Can nature really make mistakes?

So now that we’ve covered examples of evolutionarily challenged animals, one has to wonder—are these freak errors of nature? Or is there a method to their genetic madness? And what part do we play in the process?

According to science teacher Jamie Jones, “Evolution can’t really make mistakes because evolution itself is random. Every mutation is, by definition, a mistake. Some of those mistakes end up conferring an advantage, which is how they stick around in the population. So in the wild, every adaptation, even if its advantage is unknown, must be conferring one or it would die out.”

As far as human’s impact upon animal evolution, Jones states, “That changes when breeding becomes directed or intentional. The animals I would consider most challenged by evolution are absolutely those with human interference, especially dog breeding. Most bulldogs, for example, suffer from arthritis and respiratory issues and have shorter life spans than other breeds. This is because of mutations that give them their flattened faces and bowed legs and stocky build. In the wild, those mutations would expire because they confer disadvantages, but humans artificially keep them in the gene pool.”

Pentikis adds: “Some factors driven by humans are hunting and commercial fishing. Hunting is an action by humans that can influence evolution. When hunters seek out larger prey, they are leaving behind the smaller animals to reproduce. Same goes for commercial fishing. If we continue to fish for the larger fish, we are removing larger fish and causing more small fish to pass on their genes. …Another way humans influence evolution is when we intentionally select animals based on the qualities we want, we end up changing the animal’s genetics from their ancestors.”

Humans don’t get off easy, either.

Humans aren’t immune to evolutionary challenges. In fact, one could argue we have some strong disadvantages and some physical traits that no longer serve much purpose.

“Are humans keeping disadvantageous genes in our own gene pools? Definitely,” says Jones. “Mostly because of medical intervention like reproductive treatments for infertility, for example. In the wild, people with low fertility rates would be less likely to reproduce and pass on genes, so those genes would diminish in the population.

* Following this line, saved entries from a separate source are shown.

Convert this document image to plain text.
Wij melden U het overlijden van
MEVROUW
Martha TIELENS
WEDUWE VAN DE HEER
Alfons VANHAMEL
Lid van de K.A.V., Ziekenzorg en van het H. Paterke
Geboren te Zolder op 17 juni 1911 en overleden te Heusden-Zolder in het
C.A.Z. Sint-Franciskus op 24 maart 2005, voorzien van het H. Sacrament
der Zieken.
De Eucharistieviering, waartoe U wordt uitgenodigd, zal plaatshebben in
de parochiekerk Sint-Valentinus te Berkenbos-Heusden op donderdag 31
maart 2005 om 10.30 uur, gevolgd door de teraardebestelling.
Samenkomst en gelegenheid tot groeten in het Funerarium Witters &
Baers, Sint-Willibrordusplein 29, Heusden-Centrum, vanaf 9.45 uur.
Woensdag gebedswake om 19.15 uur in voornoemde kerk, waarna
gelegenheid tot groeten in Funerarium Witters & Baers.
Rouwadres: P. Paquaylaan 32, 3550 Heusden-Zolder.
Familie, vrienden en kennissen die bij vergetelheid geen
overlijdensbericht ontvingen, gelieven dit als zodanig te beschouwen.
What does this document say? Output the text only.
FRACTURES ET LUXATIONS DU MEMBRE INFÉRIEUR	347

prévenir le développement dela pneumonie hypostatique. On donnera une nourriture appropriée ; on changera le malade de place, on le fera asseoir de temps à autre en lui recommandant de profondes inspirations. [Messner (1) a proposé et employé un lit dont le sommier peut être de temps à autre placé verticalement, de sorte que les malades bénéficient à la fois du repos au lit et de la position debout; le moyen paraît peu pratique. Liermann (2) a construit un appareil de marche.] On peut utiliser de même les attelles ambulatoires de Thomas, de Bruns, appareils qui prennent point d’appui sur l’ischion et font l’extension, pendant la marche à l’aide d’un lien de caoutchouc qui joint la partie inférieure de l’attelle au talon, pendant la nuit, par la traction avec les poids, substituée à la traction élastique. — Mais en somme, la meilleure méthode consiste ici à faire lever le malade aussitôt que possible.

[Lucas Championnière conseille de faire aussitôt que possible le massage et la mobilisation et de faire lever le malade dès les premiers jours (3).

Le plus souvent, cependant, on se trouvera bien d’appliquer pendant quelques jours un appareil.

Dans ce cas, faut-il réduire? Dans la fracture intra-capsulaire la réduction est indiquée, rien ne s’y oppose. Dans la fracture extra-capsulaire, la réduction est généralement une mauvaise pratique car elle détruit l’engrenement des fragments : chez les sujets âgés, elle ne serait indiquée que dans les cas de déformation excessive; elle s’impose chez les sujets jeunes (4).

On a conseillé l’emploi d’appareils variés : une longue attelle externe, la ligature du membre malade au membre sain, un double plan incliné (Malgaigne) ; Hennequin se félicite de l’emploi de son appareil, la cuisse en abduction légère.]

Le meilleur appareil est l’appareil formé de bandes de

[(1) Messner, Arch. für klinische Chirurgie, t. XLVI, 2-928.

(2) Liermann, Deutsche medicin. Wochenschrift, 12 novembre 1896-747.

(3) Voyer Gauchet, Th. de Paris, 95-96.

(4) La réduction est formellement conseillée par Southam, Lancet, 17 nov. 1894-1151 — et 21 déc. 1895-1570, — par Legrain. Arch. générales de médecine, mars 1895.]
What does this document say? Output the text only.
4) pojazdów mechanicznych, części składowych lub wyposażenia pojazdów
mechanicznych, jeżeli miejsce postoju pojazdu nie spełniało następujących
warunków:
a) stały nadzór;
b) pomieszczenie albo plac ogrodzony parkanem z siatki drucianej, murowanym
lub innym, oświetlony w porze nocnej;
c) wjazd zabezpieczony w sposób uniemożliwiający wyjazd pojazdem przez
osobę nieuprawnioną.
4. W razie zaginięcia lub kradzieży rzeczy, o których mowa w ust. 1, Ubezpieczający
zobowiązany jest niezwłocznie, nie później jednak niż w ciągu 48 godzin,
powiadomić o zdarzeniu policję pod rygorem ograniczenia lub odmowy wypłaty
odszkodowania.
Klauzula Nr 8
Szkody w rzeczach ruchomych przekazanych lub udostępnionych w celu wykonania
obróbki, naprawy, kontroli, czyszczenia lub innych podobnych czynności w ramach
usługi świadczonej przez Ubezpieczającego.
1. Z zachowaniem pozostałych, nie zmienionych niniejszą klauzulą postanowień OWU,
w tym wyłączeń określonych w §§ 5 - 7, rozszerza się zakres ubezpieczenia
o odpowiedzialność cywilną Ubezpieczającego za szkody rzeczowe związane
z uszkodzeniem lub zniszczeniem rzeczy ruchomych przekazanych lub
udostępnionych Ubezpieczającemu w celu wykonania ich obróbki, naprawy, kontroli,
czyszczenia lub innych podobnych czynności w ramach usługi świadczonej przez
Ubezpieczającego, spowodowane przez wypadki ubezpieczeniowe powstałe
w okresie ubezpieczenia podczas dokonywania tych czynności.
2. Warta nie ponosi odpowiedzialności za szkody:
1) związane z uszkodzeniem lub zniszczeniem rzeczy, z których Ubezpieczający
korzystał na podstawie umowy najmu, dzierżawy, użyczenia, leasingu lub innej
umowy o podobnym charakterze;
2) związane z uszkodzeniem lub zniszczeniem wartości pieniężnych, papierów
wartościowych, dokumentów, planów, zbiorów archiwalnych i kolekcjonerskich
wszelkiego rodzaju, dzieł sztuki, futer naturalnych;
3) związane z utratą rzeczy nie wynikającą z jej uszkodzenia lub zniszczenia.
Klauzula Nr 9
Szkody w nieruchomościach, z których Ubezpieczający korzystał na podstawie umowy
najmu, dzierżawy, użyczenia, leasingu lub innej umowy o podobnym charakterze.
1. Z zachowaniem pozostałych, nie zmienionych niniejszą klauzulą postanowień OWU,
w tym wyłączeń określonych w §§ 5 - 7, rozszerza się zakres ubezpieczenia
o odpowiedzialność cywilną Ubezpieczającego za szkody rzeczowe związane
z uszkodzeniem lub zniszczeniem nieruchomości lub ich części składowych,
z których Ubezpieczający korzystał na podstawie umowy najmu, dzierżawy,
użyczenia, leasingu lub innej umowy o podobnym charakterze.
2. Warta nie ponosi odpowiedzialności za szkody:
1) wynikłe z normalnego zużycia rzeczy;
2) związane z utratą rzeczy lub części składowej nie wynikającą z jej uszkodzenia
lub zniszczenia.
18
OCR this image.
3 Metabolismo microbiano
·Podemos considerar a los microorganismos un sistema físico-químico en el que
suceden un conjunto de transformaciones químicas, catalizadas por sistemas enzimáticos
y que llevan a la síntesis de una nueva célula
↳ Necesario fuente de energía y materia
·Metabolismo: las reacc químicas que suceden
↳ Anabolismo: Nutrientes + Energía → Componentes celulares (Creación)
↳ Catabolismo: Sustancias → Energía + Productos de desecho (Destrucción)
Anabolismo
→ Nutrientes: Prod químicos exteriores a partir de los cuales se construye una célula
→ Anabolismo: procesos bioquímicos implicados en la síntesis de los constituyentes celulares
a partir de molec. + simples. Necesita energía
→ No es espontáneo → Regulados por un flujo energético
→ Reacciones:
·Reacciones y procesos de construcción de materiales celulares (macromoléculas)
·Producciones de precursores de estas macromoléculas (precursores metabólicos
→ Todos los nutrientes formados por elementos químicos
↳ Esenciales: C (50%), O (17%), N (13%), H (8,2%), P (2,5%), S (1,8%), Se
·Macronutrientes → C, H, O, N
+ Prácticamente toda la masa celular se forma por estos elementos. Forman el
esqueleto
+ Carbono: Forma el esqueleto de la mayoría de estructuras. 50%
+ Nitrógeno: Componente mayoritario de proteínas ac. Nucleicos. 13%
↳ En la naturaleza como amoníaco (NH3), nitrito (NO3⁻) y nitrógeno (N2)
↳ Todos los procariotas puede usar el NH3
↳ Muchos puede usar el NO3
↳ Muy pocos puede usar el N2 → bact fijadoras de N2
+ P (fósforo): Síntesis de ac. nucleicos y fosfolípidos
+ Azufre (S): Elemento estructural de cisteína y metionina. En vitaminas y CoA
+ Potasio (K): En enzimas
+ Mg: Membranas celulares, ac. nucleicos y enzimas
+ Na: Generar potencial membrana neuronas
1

We are interfering with that, no doubt.”

“We have an appendix, which results in little consequence if removed,” Pentikis adds. “Our pinky toes and wisdom teeth no longer serve the same purpose they did for our ancestors. Males have larger Adam’s apples, yet size plays no factor in the protection of our vocal cords.”

The American Association for the Advancement of Science held a 2013 conference called The Scars of Human Evolution, which discussed how a mix of biology and behavior led to various health problems including foot and leg issues like plantar fasciitis, Achilles tendonitis, shin splints, and broken ankles. High infant mortality rates were also brought about by walking upright. As one panel speaker said, “Evolution doesn’t act to yield perfection. It acts to yield function.”

In other words, what may seem like an evolutionary mistake ultimately serves a purpose, even if it seems ridiculous on the surface. Science aims at explaining these strange behaviors and physiological issues to see how we can help all species thrive and survive to their full potential.